Our text contains another reference to a heretic suffering tribulations together with the catholics, namely the Montanist Eutychianos, with whom Pionios and his companions shared their prison (§ 11.2), without saying if Eutychianos eventually reached martyrdom. Figures like Mētrodōros very probably received veneration in their own communities. The reference to him in the militantly catholic Martyrdom of Pionios presents no signs of polemic; quite the contrary, it seems to be a restrained, yet respectful, statement of acknowledgement (see E00014). The acknowledgement of heretical martyrs in the text appears even more striking, if we juxtapose it to the contemptuous references of the text to Euktēmōn, a Christian renegade described as a leading figure of the catholic group, probably its bishop (15.2, 16.1, 18.12).
It appears that Metrodoros was indeed venerated as Pionios' companion in martyrdom, since their are recorded together on 12 March by the Martyrologium Hieronymianum.
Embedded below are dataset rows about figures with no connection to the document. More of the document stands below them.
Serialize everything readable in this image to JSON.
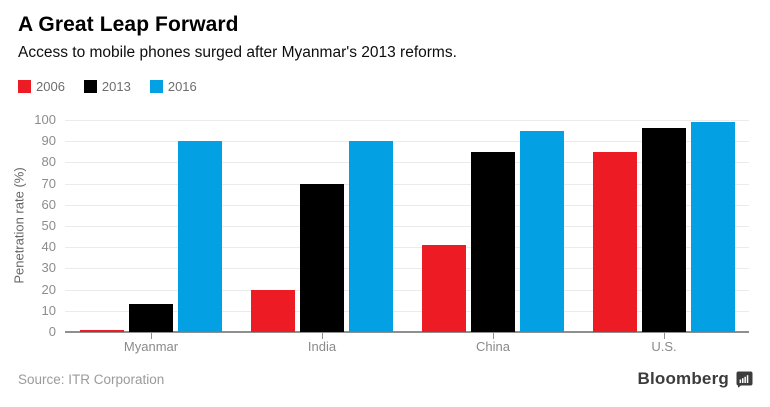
{
  "header": {
    "title": "A Great Leap Forward",
    "subtitle": "Access to mobile phones surged after Myanmar's 2013 reforms."
  },
  "legend": {
    "items": [
      {
        "label": "2006",
        "color": "#ed1c24"
      },
      {
        "label": "2013",
        "color": "#000000"
      },
      {
        "label": "2016",
        "color": "#04a0e4"
      }
    ]
  },
  "chart_data": {
    "type": "bar",
    "categories": [
      "Myanmar",
      "India",
      "China",
      "U.S."
    ],
    "series": [
      {
        "name": "2006",
        "color": "#ed1c24",
        "values": [
          1,
          20,
          41,
          85
        ]
      },
      {
        "name": "2013",
        "color": "#000000",
        "values": [
          13,
          70,
          85,
          96
        ]
      },
      {
        "name": "2016",
        "color": "#04a0e4",
        "values": [
          90,
          90,
          95,
          99
        ]
      }
    ],
    "title": "A Great Leap Forward",
    "xlabel": "",
    "ylabel": "Penetration rate (%)",
    "ylim": [
      0,
      100
    ],
    "ytick_step": 10,
    "grid": true,
    "legend_position": "top-left"
  },
  "footer": {
    "source": "Source: ITR Corporation",
    "brand": "Bloomberg"
  },
  "colors": {
    "accent_red": "#ed1c24",
    "accent_black": "#000000",
    "accent_blue": "#04a0e4",
    "grid_line": "#ebebeb",
    "axis_line": "#8f8f8f",
    "tick_label": "#8c8c8c",
    "category_label": "#8a8a8a",
    "legend_label": "#6e6e6e",
    "source_text": "#9b9b9b",
    "brand_text": "#3c3c3c"
  }
}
Zwierlein ascribes the passage about Mētrodōros to a 5th century redaction, but his arguments are tenuous (Zwierlein 2014, vol. 1, 95, 111; vol. 2, 51-53). The passage was already known to Eusebius and fits well with the 3rd-century context from which the Martyrdom of Pionios emerged. It is difficult to see how a 5th-century editor could have made such a scandalous addition to what was by then an established hagiographical text.
BibliographyEditions and translations:
Musurillo, H., The Acts of the Christian Martyrs (Oxford Early Christian Texts; Oxford: Clarendon Press, 1972), xxviii-xxx, 136-167.
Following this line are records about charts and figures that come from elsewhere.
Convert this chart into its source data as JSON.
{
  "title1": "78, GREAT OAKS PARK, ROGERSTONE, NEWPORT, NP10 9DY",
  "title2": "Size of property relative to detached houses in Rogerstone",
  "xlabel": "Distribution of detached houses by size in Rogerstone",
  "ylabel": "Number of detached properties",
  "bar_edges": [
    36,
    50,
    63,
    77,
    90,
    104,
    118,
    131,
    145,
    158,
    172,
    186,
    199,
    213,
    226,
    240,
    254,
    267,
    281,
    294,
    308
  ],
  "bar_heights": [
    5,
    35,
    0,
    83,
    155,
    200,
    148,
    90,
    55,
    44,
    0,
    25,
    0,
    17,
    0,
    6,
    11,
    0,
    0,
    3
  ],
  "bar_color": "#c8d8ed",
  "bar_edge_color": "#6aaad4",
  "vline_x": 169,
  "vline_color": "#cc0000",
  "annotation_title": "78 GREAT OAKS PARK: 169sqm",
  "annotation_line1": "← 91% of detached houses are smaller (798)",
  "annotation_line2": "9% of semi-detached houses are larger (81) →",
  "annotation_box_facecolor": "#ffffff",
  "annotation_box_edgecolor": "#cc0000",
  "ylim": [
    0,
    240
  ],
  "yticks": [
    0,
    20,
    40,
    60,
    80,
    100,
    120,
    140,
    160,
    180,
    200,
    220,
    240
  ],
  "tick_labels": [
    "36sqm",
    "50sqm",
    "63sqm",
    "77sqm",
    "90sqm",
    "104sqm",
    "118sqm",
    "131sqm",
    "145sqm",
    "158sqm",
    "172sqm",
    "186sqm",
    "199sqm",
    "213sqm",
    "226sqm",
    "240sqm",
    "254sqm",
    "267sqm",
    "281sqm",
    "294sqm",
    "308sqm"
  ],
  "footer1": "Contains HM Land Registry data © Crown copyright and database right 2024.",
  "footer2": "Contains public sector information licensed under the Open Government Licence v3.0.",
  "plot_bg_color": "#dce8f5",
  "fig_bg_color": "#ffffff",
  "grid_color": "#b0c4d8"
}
Rebillard, E. Greek and Latin Narratives About the Ancient Martyrs (Oxford Early Christian Texts; Oxford: Oxford University Press, 2017), 47-79.
Robert, L., Bowersock, G.W., Jones, C.P., Robert, J., and Vaillant, A., Le martyre de Pionios, prêtre de Smyrne (Washington, D.C.: Dumbarton Oaks Research Library and Collection, 1993).
Seeliger, H., and Wischmeyer, W. eds. Märtyrerliteratur. Herausgegeben, übersetzt, kommentiert (Texte und Untersuchungen zur Geschichte der altchristlichen Literatur 172; Berlin/München/Boston: De Gruyter), 2015, 129-179.
Zwierlein, O., Die Urfassungen der Martyria Polycarpi et Pionii und das Corpus Polycarpianum. 2 vols (Untersuchungen zur antiken Literatur und Geschichte 116; Berlin/Boston: Walter De Gruyter, 2014).
Delehaye, H., Les passions des martyrs et les genres littéraires (2nd ed.; Brussels: Société des Bollandistes, 1966), 15-46.